I linked to some of your hoaxes/images from my site/forums, and they don't show up properly. How come?
- Don't link to any picture on S2B from another site or forum. This is to preserve the already limited bandwidth on S2B. Link to the webpage document that contains the image instead.
Can I use some of your graphics on my site?
- Feel free to, unless it's specifically designed for this site, such as the logo and background. Just don't directly link to them. Save them on your webspace. Retain proper credit.
I like your site design. Can I snatch the HTML code?
- No. All HTML design is © Simon Wai.
Can I use your information here on my site?
- Yes! Information is free. Keep it that way. Unauthorized mirroring of the site is prohibited. Properly citing a snippet is fine, however.
I have a theory, can I send it in?
- No. Post it on the message board. Do not ask me what I think of your theories by e-mail.
My brother's friend's cousin has a prototype cart! E-mail me back for more info.
- E-mail me when you have proof, such as getting the cartridge dumped.
How come I need to pass a test to enter the forums?
- The research scene (formerly the "Sonic Secret scene") has been plagued by idiots and incurable n00bs (who honor fantasized misinformation instead of the truth, because it's more dramatic and fun) for too long. It's time to put an end to this.
- The forums are for mature teens and adults only.

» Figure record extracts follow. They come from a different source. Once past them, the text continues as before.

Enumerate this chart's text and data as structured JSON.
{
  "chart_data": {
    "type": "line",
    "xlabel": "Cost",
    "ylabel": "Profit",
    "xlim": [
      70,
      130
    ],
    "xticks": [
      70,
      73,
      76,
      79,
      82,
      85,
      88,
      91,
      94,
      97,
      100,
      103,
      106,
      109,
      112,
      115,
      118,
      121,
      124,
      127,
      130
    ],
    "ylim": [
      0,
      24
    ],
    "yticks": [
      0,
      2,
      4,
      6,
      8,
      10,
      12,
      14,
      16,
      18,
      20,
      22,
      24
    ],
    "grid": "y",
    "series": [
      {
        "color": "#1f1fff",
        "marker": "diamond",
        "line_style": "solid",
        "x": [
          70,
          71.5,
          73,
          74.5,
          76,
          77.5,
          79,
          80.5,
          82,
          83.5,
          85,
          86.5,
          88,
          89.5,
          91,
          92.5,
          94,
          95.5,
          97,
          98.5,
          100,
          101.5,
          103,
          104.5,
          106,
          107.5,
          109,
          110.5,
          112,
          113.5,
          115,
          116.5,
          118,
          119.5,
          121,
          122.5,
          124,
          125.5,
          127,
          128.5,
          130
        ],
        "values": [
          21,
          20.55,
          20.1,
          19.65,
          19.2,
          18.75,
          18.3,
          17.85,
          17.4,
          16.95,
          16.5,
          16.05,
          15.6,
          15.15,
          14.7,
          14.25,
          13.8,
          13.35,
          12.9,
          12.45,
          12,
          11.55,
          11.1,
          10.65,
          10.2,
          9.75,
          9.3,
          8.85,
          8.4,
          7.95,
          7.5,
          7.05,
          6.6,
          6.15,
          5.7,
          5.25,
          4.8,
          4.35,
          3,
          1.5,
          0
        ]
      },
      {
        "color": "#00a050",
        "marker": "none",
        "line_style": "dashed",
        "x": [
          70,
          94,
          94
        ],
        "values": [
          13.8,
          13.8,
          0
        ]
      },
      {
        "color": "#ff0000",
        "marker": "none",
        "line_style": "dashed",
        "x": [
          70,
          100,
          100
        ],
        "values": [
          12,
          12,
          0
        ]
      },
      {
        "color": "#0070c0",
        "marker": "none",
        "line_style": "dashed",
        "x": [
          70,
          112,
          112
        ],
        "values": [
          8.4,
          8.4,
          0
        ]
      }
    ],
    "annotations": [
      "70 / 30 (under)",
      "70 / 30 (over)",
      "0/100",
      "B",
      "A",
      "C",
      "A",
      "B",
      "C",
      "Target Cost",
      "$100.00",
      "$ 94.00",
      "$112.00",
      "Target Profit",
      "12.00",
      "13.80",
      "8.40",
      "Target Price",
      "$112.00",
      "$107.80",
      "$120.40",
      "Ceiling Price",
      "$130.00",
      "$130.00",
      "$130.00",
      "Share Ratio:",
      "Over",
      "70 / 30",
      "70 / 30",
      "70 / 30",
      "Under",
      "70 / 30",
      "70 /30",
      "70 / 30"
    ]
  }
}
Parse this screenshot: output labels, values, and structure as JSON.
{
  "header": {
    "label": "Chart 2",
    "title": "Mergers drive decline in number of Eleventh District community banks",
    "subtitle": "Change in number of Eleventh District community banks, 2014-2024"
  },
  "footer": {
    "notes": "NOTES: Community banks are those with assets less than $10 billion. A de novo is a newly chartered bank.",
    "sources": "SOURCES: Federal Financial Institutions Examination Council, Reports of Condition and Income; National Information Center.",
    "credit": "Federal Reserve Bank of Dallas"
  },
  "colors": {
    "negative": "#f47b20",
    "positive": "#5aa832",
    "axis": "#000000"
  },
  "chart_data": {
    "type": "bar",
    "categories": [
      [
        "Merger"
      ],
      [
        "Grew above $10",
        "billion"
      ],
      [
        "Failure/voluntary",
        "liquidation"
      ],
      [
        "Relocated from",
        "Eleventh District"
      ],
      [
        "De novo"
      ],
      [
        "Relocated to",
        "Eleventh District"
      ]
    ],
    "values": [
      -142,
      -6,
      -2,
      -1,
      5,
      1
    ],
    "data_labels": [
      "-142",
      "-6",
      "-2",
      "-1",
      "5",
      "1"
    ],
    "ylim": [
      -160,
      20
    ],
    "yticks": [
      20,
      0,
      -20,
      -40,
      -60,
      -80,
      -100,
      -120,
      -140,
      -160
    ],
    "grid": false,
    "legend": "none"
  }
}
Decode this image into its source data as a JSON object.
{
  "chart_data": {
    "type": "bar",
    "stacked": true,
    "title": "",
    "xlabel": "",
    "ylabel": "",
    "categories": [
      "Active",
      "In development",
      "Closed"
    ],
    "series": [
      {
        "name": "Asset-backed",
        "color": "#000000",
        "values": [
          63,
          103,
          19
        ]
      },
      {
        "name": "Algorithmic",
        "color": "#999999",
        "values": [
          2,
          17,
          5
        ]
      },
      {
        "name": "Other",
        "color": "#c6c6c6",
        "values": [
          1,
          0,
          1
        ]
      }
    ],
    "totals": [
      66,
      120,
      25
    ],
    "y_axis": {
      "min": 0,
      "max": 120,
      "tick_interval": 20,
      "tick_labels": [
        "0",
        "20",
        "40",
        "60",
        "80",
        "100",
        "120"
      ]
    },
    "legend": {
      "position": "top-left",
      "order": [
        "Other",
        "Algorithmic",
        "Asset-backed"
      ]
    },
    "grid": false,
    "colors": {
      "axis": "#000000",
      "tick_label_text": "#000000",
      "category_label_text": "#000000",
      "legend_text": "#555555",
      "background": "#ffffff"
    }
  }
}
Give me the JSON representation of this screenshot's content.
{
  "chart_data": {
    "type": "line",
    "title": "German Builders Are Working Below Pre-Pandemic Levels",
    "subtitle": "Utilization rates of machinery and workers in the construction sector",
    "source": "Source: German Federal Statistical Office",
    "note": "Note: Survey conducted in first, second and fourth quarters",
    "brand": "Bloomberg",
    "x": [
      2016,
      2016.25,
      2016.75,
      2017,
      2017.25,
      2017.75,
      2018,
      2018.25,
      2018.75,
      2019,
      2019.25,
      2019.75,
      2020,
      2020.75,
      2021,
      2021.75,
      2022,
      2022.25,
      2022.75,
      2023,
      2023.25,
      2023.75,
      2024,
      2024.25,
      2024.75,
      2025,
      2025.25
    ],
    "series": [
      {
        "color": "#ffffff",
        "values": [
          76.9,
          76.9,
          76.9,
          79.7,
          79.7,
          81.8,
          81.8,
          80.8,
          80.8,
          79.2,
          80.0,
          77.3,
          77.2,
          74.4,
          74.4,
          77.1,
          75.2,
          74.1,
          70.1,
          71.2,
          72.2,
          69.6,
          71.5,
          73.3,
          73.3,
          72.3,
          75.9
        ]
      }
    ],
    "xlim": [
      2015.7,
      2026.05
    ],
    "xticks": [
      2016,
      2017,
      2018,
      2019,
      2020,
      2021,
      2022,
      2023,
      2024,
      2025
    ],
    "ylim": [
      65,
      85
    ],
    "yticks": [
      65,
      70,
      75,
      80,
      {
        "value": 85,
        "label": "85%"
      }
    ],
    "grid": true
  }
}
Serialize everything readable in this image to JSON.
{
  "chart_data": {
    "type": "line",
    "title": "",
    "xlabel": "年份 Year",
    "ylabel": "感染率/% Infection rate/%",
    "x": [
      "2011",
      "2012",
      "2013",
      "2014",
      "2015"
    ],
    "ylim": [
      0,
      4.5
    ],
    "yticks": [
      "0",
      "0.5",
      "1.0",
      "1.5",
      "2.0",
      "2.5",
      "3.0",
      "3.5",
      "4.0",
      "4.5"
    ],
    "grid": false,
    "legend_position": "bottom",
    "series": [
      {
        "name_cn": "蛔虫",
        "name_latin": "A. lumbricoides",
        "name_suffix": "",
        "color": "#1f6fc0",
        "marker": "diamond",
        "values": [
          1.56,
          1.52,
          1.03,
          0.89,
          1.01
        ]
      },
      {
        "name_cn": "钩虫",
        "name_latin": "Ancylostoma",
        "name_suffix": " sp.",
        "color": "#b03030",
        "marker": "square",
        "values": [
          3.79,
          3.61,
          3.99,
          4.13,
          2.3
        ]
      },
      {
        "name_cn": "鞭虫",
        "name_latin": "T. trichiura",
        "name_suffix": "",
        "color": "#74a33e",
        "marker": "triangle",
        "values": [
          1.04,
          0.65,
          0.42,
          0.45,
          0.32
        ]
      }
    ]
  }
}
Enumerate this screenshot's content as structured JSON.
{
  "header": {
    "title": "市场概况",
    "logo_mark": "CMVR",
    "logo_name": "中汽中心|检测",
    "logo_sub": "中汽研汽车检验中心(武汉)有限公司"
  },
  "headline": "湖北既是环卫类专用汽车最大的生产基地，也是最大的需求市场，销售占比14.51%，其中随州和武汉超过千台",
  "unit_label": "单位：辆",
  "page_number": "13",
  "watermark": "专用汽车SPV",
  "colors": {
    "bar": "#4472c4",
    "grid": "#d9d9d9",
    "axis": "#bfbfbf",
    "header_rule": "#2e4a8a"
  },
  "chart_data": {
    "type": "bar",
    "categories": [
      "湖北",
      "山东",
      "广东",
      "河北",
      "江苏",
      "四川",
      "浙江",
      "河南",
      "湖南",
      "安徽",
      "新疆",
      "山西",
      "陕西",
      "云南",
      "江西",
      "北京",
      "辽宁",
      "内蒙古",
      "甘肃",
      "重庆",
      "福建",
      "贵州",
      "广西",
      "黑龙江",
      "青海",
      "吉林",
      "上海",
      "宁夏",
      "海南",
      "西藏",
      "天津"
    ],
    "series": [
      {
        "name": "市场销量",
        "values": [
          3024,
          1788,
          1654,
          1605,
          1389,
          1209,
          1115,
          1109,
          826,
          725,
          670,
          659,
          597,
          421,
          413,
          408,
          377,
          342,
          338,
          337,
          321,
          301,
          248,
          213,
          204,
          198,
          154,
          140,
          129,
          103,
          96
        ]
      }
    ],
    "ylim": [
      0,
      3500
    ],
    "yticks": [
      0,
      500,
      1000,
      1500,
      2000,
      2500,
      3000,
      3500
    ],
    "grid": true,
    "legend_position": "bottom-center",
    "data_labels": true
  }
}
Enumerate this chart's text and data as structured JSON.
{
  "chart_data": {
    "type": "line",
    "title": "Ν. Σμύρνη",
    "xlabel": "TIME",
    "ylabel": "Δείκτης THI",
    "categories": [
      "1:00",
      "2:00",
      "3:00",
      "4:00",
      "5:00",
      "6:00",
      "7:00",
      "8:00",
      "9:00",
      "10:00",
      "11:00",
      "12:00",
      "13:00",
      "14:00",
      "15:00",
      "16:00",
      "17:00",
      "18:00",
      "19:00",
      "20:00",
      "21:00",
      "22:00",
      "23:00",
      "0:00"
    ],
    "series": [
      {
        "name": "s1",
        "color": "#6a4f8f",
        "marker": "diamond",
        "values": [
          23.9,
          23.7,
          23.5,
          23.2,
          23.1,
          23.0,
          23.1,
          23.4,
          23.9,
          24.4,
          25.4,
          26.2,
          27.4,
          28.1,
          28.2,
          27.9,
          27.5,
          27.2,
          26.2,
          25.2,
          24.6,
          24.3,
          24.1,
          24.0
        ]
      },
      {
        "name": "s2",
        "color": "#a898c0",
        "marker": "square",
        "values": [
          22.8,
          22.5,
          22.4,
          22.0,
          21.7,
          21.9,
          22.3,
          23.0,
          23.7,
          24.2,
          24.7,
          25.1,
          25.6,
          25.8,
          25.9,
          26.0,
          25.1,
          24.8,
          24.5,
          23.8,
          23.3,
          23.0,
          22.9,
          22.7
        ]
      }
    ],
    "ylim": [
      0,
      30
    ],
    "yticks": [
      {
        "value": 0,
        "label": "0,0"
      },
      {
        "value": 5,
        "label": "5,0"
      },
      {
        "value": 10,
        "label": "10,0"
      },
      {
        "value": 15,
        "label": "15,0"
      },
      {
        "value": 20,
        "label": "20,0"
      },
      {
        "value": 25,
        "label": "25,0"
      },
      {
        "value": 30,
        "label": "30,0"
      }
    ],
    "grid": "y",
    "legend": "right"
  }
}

I failed the test a few times and it says I've been disqualified. How do I register now?
- You don't. That's the point of the test. DO NOT ASK ME TO LET YOU REGISTER.
So how are 10-year-olds supposed to casually talk about Sonic on your forums?
- They don't. This is a research forum (except the art section), not a playground for kids.
Hey, there is a mistake on the site.
- Please let me know at once!
How come you don't respond to my e-mails?
- Possible reasons:
- 1. When my real life is in the fast lane.
- 2. Your e-mail may not require a response (e.g. it's a comment). When in doubt, always ask for a reply.
- 3. Your question can be easily answered by doing some research.
- 4. You're asking for a long-winded discussion or explanation, which should have been posted to the forums.
- 5. It's one of those lame kiddie e-mails that makes no sense at all.
Do you have any more unanswered questions? Suggest LocalH to add a question to the FAQ.